There is a perception in workplaces that having a cup of coffee or tea and a chat is ‘downtime’ and real productivity is ‘up time’, is when things get ‘done’. The idea of someone floating about building relationships, listening and ‘attending’ (https://glosbe.com/en/en/psychological%20attending) is perceived as ‘down time’. We might also call this ‘practicing presence’. Attending carries no agenda, no judgment and just values listening and ‘being with’. In a world of busyness this takes time and people who tend to do attending well are often judged as ‘wasting time’. It’s a catch 22.

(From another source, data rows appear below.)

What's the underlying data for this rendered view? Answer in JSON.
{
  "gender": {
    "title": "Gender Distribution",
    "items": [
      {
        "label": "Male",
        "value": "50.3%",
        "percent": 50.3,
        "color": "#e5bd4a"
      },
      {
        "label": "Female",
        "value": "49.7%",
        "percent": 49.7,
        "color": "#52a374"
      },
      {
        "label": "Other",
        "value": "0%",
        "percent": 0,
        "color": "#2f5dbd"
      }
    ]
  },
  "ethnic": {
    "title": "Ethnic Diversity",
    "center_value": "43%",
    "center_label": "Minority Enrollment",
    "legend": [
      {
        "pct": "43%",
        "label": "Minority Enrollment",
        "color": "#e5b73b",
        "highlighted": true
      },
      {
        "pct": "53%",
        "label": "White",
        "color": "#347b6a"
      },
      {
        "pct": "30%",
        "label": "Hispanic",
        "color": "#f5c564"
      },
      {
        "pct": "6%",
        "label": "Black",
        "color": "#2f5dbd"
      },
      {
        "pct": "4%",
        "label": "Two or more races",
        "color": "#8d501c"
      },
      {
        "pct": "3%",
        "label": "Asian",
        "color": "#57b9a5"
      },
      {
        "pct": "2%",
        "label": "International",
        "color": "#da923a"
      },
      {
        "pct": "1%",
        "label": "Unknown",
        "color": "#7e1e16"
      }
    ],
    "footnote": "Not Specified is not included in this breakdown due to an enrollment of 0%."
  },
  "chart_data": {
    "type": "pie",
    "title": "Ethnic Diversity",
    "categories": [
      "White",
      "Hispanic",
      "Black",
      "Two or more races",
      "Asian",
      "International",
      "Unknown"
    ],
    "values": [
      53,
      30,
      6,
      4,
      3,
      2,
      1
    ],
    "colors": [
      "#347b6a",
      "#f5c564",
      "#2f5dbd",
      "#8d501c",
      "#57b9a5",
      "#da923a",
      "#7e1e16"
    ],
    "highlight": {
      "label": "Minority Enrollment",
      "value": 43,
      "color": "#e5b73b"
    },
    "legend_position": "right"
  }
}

There are heaps of professional resources available at this time of Covid 19 (https://www2.gov.bc.ca/assets/gov/health-safety/covid19_stressmanagement_5_accessible.pdf; https://www2.gov.bc.ca/assets/gov/health-safety/covid19_stressmanagement_5_accessible.pdf ). But the greatest resource in the workplace is most likely you. If you are concerned about someone you don’t need to ask them if they are OK, you need to get to know them better. Give some time to them, listen and create an activity to do together. Even a walking together 1.5m apart can be a help or a facetime chat. And with no agenda!
You don’t have to be a counsellor or psychologist to be a helper or carer of someone else or to receive help and care from someone else. Sometimes it’s harder to receive than give too. Being helpful is not a technique but a disposition away from self and towards an other.